O casamento morreu?

Eu sou uma pessoa que gosta de começar pelo final. Assim sendo, já vou logo respondendo à pergunta título deste artigo: não, o casamento não morreu. Mas, está com os dias contados!

Ouvimos desde a infância que todas as mães amam seus filhos, que devemos amar o próximo, que casamento, só por amor! Qualquer outro motivo para casar é considerado no mínimo leviano. E as pessoas falam, cochicham, fofocam sobre a tal “interesseira” que se casou por dinheiro… Mal sabem estas pessoas que casamento por amor é invenção recente, que os casamentos nem sempre foram feitos entre dois indivíduos e que o amor, este talvez tenha sido o último a entrar nesta equação.

 

A verdade é que muitas pessoas se casam por que temem a solidão. No entanto, o fato é que o casamento pode ser muito mais solitário que suas alternativas. Em nossa sociedade, muito diferente de outros períodos da história humana, o casamento tende a afastar as pessoas da comunidade e a enfraquecer os laços com as famílias de origem, amigos e colegas.

Os casamentos nem sempre foram como conhecemos hoje

Curiosamente, os casamentos no mundo primitivo eram grupais e tinham como uma das suas principais funções a proteção contra as ameaças da natureza. A sobrevivência era o principal objetivo e para isso, o homem primitivo devia copular rapidamente e sem restrições. A maternidade era óbvia, mas a paternidade não. Levou alguns milhares de anos até que a humanidade entendesse a relação entre sexo e procriação. Noções de moral, culpa, infidelidade e pecado não existiam nessa época.

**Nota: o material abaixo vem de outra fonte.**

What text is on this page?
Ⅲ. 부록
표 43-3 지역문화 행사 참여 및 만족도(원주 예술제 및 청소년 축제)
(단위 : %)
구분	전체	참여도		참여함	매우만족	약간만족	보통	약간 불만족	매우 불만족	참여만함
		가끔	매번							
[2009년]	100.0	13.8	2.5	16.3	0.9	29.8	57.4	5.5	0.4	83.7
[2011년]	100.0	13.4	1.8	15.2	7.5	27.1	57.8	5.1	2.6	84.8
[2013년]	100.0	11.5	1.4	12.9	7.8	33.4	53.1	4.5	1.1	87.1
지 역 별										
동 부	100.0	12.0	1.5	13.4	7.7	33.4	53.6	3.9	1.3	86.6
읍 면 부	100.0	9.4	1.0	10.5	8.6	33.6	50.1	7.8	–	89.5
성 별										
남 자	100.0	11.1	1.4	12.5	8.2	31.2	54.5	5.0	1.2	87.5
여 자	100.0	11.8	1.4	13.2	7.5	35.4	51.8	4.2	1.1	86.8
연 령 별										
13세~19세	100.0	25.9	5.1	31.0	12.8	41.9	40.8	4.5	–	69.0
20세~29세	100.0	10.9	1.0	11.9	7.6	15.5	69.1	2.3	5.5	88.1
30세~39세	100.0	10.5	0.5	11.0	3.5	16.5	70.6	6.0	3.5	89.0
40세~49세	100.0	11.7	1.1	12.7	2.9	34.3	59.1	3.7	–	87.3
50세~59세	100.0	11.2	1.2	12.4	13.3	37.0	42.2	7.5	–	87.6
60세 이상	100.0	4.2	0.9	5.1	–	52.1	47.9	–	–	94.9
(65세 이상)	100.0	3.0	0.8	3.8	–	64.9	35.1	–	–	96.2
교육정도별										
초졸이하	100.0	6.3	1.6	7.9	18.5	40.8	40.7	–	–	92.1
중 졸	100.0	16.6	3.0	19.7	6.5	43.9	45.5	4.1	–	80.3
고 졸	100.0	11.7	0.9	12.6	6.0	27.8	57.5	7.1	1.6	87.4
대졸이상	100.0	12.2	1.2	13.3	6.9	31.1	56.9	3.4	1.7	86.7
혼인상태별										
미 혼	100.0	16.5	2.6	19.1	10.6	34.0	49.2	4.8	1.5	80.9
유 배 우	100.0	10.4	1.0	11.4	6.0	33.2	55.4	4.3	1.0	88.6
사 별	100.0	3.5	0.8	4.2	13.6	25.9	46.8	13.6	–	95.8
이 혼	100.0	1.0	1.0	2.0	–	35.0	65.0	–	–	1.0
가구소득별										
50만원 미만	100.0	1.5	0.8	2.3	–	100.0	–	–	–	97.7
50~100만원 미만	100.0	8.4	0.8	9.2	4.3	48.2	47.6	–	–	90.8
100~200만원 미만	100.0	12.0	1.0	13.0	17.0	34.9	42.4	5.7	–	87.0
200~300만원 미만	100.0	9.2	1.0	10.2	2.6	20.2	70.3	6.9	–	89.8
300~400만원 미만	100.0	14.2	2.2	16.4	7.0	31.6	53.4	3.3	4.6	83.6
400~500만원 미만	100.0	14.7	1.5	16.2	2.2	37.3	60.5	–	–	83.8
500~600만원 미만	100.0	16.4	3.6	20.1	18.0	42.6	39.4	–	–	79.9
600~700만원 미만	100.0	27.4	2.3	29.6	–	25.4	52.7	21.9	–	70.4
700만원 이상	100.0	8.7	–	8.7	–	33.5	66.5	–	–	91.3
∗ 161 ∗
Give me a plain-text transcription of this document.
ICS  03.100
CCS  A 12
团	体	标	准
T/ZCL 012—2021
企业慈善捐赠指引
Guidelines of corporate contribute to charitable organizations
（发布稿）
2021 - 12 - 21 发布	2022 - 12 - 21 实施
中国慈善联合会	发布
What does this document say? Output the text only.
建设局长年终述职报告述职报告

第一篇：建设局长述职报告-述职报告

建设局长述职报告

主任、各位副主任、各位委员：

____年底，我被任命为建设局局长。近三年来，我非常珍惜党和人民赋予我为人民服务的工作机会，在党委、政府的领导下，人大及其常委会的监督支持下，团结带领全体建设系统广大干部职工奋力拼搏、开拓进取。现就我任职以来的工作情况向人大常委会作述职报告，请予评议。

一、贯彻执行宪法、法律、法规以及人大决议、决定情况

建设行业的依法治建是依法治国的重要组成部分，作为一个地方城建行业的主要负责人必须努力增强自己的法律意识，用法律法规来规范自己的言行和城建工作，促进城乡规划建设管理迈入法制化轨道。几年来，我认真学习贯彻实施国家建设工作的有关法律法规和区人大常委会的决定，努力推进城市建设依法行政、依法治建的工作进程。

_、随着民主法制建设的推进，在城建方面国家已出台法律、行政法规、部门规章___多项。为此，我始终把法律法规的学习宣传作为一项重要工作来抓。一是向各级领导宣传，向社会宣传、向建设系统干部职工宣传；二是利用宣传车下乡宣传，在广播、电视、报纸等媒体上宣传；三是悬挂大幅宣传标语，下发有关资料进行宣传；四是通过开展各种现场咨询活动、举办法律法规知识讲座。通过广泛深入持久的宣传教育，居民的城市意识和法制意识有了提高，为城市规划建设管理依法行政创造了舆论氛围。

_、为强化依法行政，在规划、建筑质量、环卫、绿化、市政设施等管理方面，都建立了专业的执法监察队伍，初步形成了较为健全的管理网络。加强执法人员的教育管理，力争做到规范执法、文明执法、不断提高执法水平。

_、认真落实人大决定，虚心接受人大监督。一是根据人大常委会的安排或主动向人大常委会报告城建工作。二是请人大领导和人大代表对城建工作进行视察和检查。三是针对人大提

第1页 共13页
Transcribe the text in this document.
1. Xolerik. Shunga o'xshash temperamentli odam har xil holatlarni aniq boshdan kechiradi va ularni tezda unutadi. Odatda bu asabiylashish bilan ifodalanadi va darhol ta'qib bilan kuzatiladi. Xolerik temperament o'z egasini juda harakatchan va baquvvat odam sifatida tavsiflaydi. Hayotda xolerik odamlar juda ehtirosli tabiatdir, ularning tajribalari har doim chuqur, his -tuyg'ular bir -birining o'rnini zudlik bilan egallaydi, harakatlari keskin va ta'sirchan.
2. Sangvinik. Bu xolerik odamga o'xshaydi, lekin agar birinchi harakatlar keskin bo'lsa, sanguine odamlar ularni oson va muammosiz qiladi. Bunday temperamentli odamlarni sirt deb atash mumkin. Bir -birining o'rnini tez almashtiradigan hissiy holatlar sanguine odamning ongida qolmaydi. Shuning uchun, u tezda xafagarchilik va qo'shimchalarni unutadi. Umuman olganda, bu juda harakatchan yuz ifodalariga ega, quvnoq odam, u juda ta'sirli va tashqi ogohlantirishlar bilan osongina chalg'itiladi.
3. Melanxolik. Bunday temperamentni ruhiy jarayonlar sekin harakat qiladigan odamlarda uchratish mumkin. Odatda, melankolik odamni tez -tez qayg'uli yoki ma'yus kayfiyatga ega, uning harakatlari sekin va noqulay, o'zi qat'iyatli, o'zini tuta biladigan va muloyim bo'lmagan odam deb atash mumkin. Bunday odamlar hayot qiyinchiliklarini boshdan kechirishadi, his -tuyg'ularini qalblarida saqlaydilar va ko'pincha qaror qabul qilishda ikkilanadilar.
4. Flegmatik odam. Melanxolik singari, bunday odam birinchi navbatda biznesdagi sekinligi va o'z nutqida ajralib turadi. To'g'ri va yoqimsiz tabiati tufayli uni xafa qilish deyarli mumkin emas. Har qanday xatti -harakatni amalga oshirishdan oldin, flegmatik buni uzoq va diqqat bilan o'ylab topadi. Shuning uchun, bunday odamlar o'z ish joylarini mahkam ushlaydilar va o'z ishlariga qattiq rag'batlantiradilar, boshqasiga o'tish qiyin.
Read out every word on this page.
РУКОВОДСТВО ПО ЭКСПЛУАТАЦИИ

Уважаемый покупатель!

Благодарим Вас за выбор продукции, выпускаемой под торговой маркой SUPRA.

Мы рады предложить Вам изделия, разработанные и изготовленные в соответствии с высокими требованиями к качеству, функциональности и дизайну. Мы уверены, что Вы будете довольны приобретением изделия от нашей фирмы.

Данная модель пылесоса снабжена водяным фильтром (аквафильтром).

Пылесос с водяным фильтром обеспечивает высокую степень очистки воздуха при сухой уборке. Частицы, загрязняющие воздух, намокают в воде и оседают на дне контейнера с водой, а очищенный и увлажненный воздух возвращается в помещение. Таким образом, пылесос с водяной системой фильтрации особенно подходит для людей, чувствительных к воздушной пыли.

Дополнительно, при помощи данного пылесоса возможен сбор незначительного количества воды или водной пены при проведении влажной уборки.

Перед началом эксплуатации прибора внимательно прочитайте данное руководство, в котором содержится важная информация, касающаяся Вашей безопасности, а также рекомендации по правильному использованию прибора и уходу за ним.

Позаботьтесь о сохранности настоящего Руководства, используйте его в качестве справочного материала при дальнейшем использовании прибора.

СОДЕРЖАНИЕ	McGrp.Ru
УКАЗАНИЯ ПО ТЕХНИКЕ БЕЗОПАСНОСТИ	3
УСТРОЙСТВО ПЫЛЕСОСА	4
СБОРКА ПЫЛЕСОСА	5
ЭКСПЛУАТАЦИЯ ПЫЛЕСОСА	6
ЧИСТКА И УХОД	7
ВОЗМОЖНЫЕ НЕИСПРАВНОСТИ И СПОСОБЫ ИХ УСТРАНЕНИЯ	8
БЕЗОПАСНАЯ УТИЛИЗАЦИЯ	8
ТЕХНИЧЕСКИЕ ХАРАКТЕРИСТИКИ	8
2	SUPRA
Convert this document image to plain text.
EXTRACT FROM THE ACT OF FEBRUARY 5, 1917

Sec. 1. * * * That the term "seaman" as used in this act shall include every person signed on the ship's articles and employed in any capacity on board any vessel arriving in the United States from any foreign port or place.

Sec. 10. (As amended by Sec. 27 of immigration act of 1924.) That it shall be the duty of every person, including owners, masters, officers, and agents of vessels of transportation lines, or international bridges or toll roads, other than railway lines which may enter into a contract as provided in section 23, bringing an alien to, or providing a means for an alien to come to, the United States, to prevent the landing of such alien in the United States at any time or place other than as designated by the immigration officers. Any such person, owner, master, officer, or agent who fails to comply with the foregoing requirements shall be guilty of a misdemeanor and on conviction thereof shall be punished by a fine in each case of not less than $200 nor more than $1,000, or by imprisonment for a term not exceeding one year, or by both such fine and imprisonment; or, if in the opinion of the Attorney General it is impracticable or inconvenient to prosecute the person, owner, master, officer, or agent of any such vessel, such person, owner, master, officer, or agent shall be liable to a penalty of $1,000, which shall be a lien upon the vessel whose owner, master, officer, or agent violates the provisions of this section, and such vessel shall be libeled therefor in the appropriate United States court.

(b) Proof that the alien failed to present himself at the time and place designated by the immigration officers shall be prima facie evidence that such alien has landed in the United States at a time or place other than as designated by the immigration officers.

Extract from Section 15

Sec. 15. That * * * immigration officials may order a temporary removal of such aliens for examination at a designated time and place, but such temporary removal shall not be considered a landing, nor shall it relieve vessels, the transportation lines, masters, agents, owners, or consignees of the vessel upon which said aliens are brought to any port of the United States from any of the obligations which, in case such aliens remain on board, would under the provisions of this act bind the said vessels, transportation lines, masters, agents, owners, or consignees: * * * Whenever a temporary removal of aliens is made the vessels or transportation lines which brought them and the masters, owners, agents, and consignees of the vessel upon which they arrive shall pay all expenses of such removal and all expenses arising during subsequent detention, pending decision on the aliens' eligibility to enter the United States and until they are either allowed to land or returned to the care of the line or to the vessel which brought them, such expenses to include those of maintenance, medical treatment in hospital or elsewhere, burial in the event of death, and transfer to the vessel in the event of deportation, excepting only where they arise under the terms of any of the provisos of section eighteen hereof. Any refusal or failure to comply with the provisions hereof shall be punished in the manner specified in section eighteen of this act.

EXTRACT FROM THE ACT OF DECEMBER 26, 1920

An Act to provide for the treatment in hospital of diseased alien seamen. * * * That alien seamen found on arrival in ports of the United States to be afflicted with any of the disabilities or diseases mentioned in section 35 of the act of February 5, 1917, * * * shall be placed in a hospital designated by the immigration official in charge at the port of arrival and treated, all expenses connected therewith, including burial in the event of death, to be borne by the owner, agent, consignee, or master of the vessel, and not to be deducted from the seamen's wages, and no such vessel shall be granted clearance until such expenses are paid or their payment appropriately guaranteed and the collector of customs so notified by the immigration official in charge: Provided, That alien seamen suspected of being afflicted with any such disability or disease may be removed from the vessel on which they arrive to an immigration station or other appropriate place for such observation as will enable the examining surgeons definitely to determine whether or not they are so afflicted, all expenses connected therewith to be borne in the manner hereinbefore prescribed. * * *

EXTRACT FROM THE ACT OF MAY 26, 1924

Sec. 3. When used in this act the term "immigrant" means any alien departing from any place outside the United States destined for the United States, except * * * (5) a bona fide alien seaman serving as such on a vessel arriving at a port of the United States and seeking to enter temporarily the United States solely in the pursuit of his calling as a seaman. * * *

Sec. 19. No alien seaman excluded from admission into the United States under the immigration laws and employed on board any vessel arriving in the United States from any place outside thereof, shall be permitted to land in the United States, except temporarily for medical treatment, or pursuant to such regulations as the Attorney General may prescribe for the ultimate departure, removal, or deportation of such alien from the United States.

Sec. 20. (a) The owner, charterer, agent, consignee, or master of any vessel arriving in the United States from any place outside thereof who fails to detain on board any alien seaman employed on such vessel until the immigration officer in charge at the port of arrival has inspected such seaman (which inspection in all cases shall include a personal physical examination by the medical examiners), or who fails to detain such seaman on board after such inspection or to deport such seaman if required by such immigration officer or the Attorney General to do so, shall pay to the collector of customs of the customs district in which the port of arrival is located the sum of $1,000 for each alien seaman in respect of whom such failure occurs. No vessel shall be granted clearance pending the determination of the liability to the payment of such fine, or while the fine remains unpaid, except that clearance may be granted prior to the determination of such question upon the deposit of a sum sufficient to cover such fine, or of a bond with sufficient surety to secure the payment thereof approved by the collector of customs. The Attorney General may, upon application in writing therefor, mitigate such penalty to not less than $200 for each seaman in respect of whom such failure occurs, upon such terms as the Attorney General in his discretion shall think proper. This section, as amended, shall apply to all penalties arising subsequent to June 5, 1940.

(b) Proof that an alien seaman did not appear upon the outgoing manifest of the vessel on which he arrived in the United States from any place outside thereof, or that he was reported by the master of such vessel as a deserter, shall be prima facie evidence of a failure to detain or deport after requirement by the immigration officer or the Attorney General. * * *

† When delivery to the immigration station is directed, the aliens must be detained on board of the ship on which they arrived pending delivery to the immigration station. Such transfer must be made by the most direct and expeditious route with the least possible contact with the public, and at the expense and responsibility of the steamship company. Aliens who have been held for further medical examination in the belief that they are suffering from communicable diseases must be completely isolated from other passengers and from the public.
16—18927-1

Assim, os casamentos grupais eram possíveis enquanto o comportamento sexual permanecia instintivo e fora do controle consciente. Mas, uma vez que o mistério da concepção foi revelado e a ideia de “propriedade” começou a existir entre os homens primitivos, o conceito de sexo/casamento grupal se tornou insustentável e teve decretada sua sentença de morte. Para sempre. A revolução sexual da década de 70 que o diga!

 

A grande questão é que a morte do casamento grupal levou com ele a igualdade de gênero. Olhe a sua volta. Procure por homens e mulheres com mais de 30 anos que ainda não se casaram. O que você pensa deles? Como você acha que as outras pessoas os vêem? Provavelmente você irá perceber que os homens são tidos como independentes ou inteligentes enquanto as mulheres na mesma situação são vistas como desesperadas, dignas de pena e são muitas vezes tratadas como mercadorias perecíveis.

Como nascem as crenças?

Desde a infância as meninas são doutrinadas a desenvolverem as virtudes do casamento, o que contribui para o fortalecimento dos papéis de gênero. Esta ideologia educa os meninos como guerreiros e responsáveis pelas decisões e as meninas como mães e donas de casa. Os meninos são incentivados a serem corajosos e fortes enquanto as meninas são incentivadas a serem belas e passivas.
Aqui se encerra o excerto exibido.